Santa appearing on screen for a few seconds at Christmas. Messages with quotes from HAL3000 or the matrix.

"It's dead Jim" with a description of the error has been used a few times for machine failure.
 
Oh, I got in trouble for being clever once.

I had a PanelView Plus with a big multi-state text indicator that essentially functioned as a Help window: depending on the fault or condition, a large block of text would show up.

These also have an error condition: if the display value doesn't match one of the State values, or if there's a comms error, it shows the Error state text.

Instead of leaving it blank, I wrote out the text of Lewis Carroll's nonsense poem, JABBERWOCKY. Hey, you memorize something in 6th grade, it's not going away.

Until one day the Ethernet switch in the system failed, and the HMI was filled with asterisks and wireframes.

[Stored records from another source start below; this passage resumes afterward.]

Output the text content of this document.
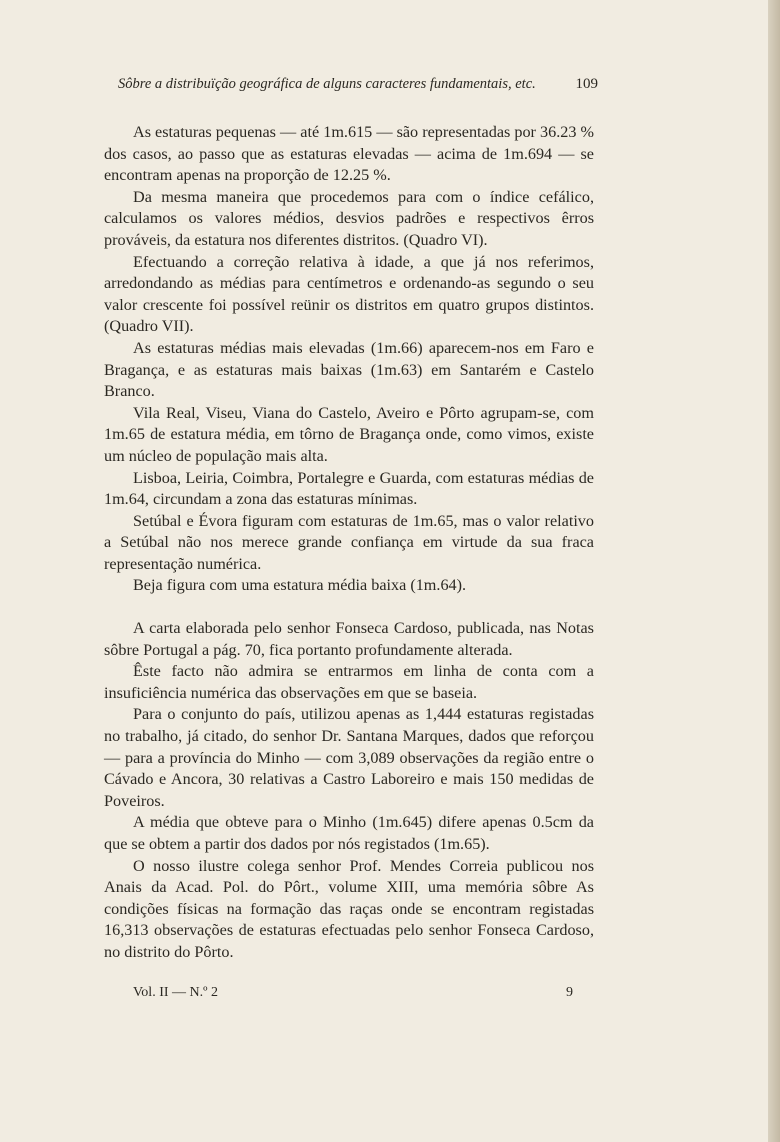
Sôbre a distribuïção geográfica de alguns caracteres fundamentais, etc.	109

As estaturas pequenas — até 1m.615 — são representadas por 36.23 % dos casos, ao passo que as estaturas elevadas — acima de 1m.694 — se encontram apenas na proporção de 12.25 %.

Da mesma maneira que procedemos para com o índice cefálico, calculamos os valores médios, desvios padrões e respectivos êrros prováveis, da estatura nos diferentes distritos. (Quadro VI).

Efectuando a correção relativa à idade, a que já nos referimos, arredondando as médias para centímetros e ordenando-as segundo o seu valor crescente foi possível reünir os distritos em quatro grupos distintos. (Quadro VII).

As estaturas médias mais elevadas (1m.66) aparecem-nos em Faro e Bragança, e as estaturas mais baixas (1m.63) em Santarém e Castelo Branco.

Vila Real, Viseu, Viana do Castelo, Aveiro e Pôrto agrupam-se, com 1m.65 de estatura média, em tôrno de Bragança onde, como vimos, existe um núcleo de população mais alta.

Lisboa, Leiria, Coimbra, Portalegre e Guarda, com estaturas médias de 1m.64, circundam a zona das estaturas mínimas.

Setúbal e Évora figuram com estaturas de 1m.65, mas o valor relativo a Setúbal não nos merece grande confiança em virtude da sua fraca representação numérica.

Beja figura com uma estatura média baixa (1m.64).

A carta elaborada pelo senhor Fonseca Cardoso, publicada, nas Notas sôbre Portugal a pág. 70, fica portanto profundamente alterada.

Êste facto não admira se entrarmos em linha de conta com a insuficiência numérica das observações em que se baseia.

Para o conjunto do país, utilizou apenas as 1,444 estaturas registadas no trabalho, já citado, do senhor Dr. Santana Marques, dados que reforçou — para a província do Minho — com 3,089 observações da região entre o Cávado e Ancora, 30 relativas a Castro Laboreiro e mais 150 medidas de Poveiros.

A média que obteve para o Minho (1m.645) difere apenas 0.5cm da que se obtem a partir dos dados por nós registados (1m.65).

O nosso ilustre colega senhor Prof. Mendes Correia publicou nos Anais da Acad. Pol. do Pôrt., volume XIII, uma memória sôbre As condições físicas na formação das raças onde se encontram registadas 16,313 observações de estaturas efectuadas pelo senhor Fonseca Cardoso, no distrito do Pôrto.

Vol. II — N.º 2	9
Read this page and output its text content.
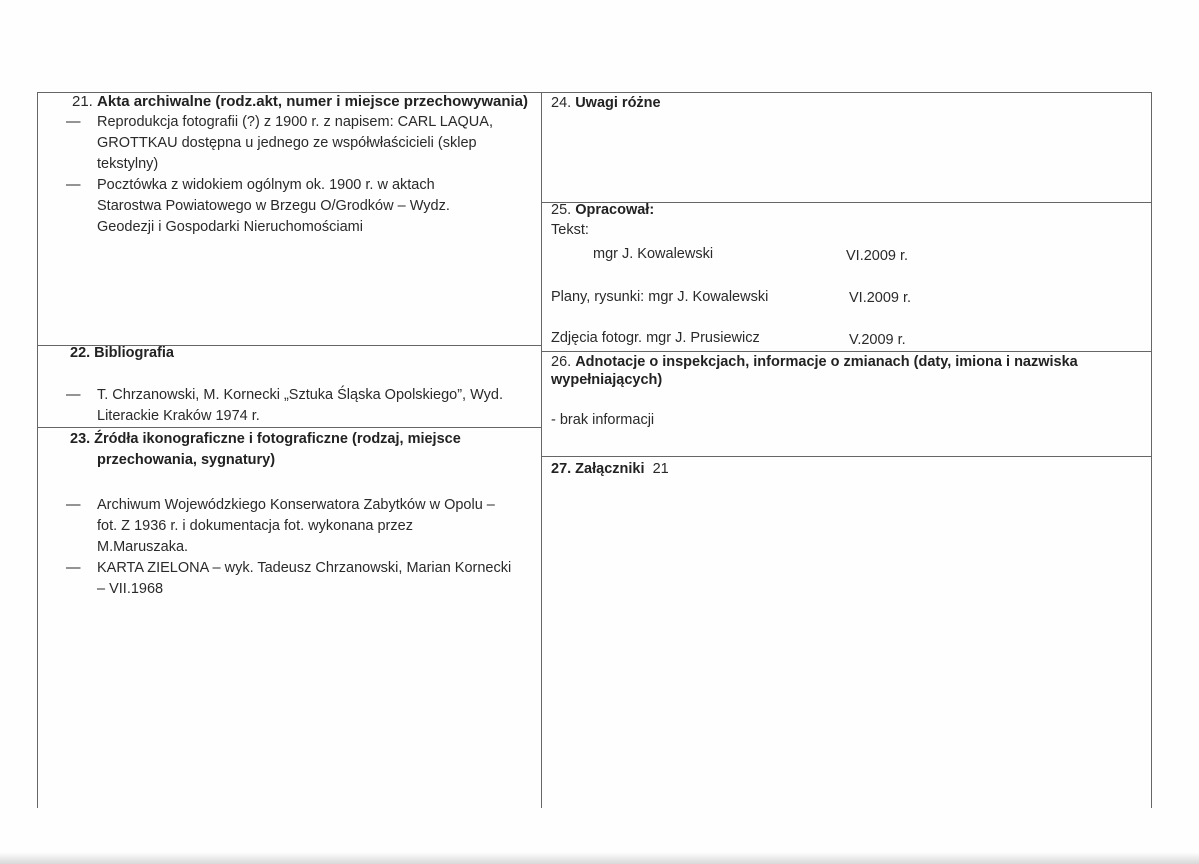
21. Akta archiwalne (rodz.akt, numer i miejsce przechowywania)
— Reprodukcja fotografii (?) z 1900 r. z napisem: CARL LAQUA,
GROTTKAU dostępna u jednego ze współwłaścicieli (sklep
tekstylny)
— Pocztówka z widokiem ogólnym ok. 1900 r. w aktach
Starostwa Powiatowego w Brzegu O/Grodków – Wydz.
Geodezji i Gospodarki Nieruchomościami
22. Bibliografia
— T. Chrzanowski, M. Kornecki „Sztuka Śląska Opolskiego”, Wyd.
Literackie Kraków 1974 r.
23. Źródła ikonograficzne i fotograficzne (rodzaj, miejsce
przechowania, sygnatury)
— Archiwum Wojewódzkiego Konserwatora Zabytków w Opolu –
fot. Z 1936 r. i dokumentacja fot. wykonana przez
M.Maruszaka.
— KARTA ZIELONA – wyk. Tadeusz Chrzanowski, Marian Kornecki
– VII.1968
24. Uwagi różne
25. Opracował:
Tekst:
mgr J. Kowalewski	VI.2009 r.
Plany, rysunki: mgr J. Kowalewski	VI.2009 r.
Zdjęcia fotogr. mgr J. Prusiewicz	V.2009 r.
26. Adnotacje o inspekcjach, informacje o zmianach (daty, imiona i nazwiska
wypełniających)
- brak informacji
27. Załączniki 21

The only thing that showed anything but a blank was the poem.

The customer panicked, concluding that a JABBERWOCKY virus had infected the PanelView. They isolated the whole production line and called their IT incident group.

There is in fact a virus with that name; it's literally a 812-byte Visual Basic script from 1992 with just one line of text and a shout-out to a British virus researcher.

By this time I had long forgotten about what I'd left in the PanelView, and the messages of alarm from the customer were unclear. I went onsite and got thoroughly chewed out by their IT and production managers, and my protestations that they should be more conversant with modern English poetry were unconvincing.
 
I once put a BSOD image in a PanelView Plus application. When you delete a recipe that would show full screen for 5 or so seconds. I forgot about it. It was funny until someone found it at a trade show.